Alimentation équine : la biodisponibilité des minéraux et oligo-éléments, une information qui change tout

Quand on lit une étiquette, on voit une liste d’ingrédients et parfois des noms à rallonge.
Par exemple le zinc, n’est pas simplement mentionné « zinc » mais « chélate de zinc et de glycine hydraté » ou « sulfate de zinc ».

Qu’est-ce que ça change ?

Beaucoup de choses !

La forme du minéral ou de l’oligoélément ne sera pas assimilé de la même façon s’il est présenté sous une forme X ou Y.

Il y a des formes qui sont plus assimilables que d’autres.

200 mg de sulfate de zinc (biodisponibilité faible, forme inorganique) ne sera pas équivalent à 200 mg de zinc chelaté (biodisponibilité haute, forme organiques).

Reconnaître les formes inorganiques, organiques et les hydroxy

Parmi les différentes formes présentes sur le marché et dont certaines font l’objet de brevets, on distingue trois catégories :

  1. Les formes inorganiques : oxydes, sulfates, chlorures, carbonates.
    Elle ont une biodisponibilité faible.
    Les formes inorganiques solubles (chlorure, sulfate) peuvent avoir un effet laxatif.
  2. Les formes organiques : chélates d’acides aminés ou de levures.
    Elles ont une biodisponibilité haute, notamment parce qu’elles se rapprochent le plus des formes naturelles.
    Pour le cuivre, zinc, manganèse : Bioplex, chélate, (bis)glycinate…
    Pour le sélénium : sélénométhionine ou levure séléniée.
  3. les hydroxy : cette troisième catégorie apparue récemment a été développée par la firme néerlandaise Orffa.
    Cette forme a deux avantages : elle a une biodisponibilité supérieure aux formes inorganiques et son prix est attractif.

Le cas du magnésium

Il n’y a pas de consensus clair au sujet de la forme du magnésium à privilégier.

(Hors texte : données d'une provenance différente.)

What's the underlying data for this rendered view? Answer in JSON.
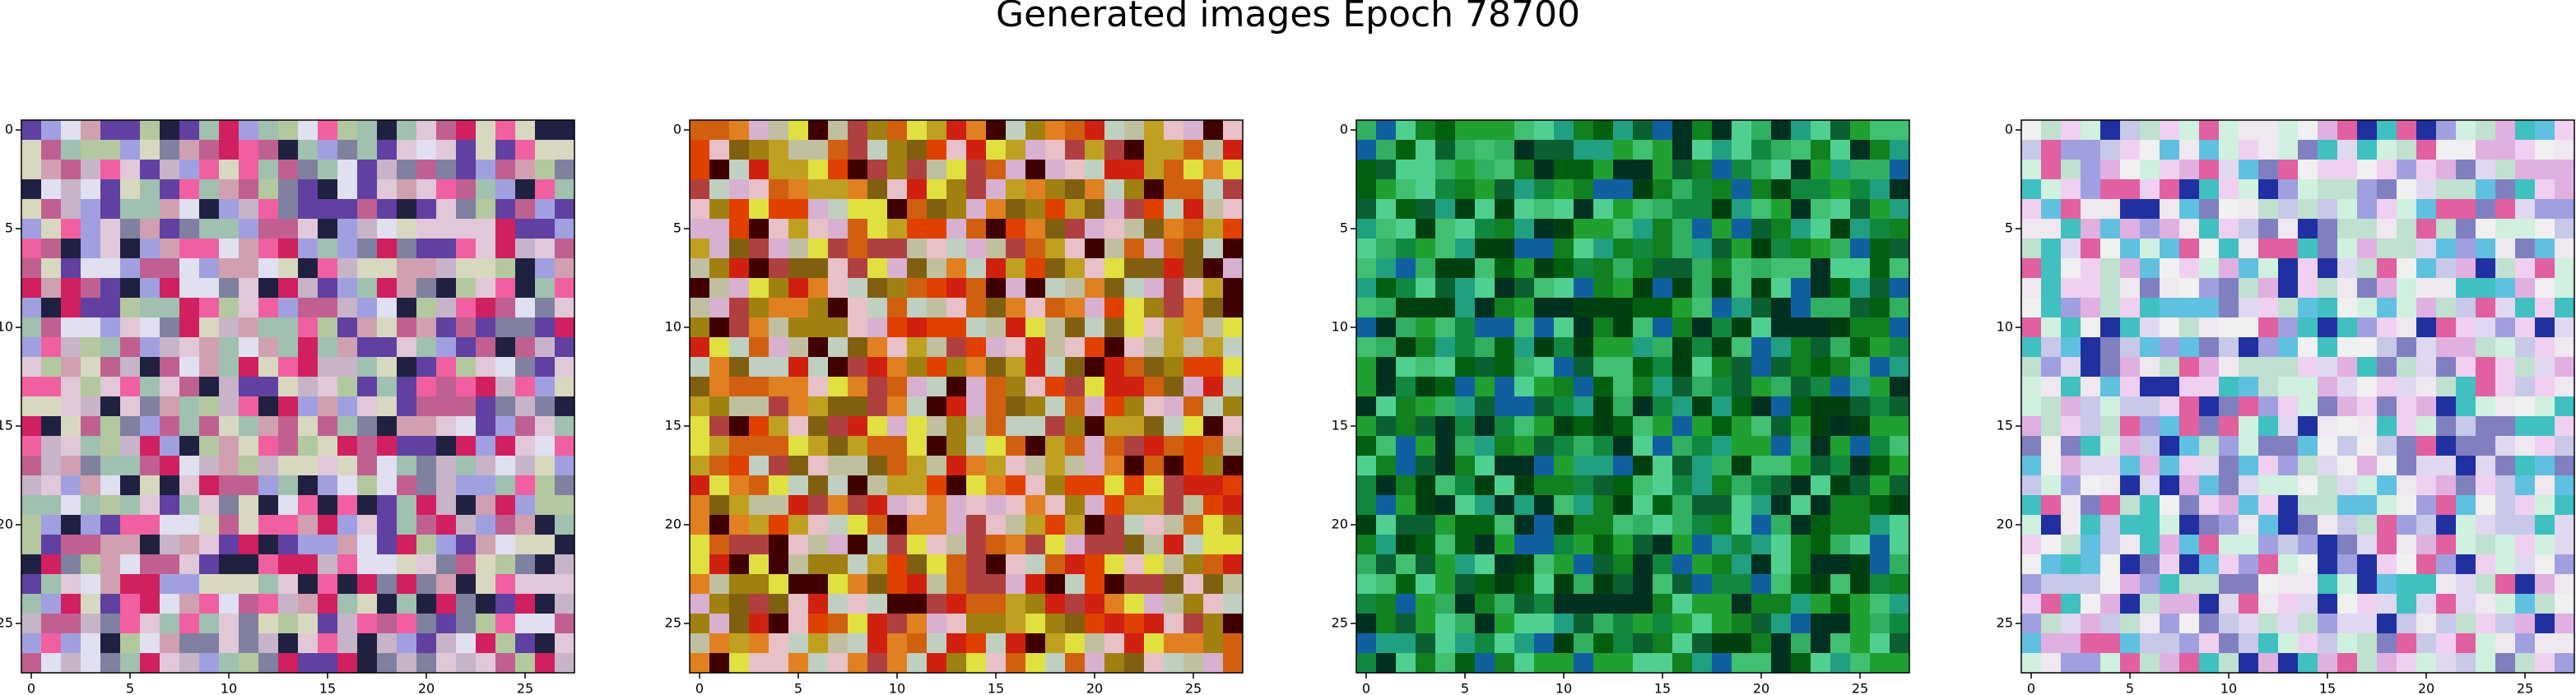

Certains nutritionnistes conseillent l’oxyde de magnésium, car il contient 60% de magnésium. Or, cette forme semblerait peu assimilable puisqu’il s’agit d’une forme inorganique.

La principale question autour du magnésium, n’est pas seulement son assimilation, c’est son coût.
Les formes les plus assimilables sont les plus couteuses à produire, il est donc peut-être « arrangeant » de conseiller (ou de se contenter) d’une forme moins bien assimilée et moins chère ?

Toutefois, si l’on écarte la seule question du budget, il est certain que les formes les plus assimilables de magnésium sont également celles issues de la chélation d’acides aminés.

L’entre-deux est certainement la forme citrate : elle présente une disponibilité supérieure aux formes minérales grâce à l’ajout d’acide citrique sans toutefois présenté un prix aussi élevé que les formes chélates.

La biodisponibilité va influer sur le coût et le prix d’un produit

Si vous décidez de choisir un aliment X ou un complément Y, vous allez forcément étudier la question du coût.

Or dans l’alimentation équine, ce qui explique souvent les écarts de prix, ce sont le choix des compositions.

Attention donc au piège de l’aliment « pas cher », parce que ce genre de choix se traduit souvent par de fausses économies.

Conclusion

La forme chimique est donc une information à prendre en compte dans la lecture de l’étiquette d’un produit. Et il est clair qu’il est toujours préférable de choisir des formes organiques.

Une notion importante si l’on cherche un aliment ou un complément pour son cheval.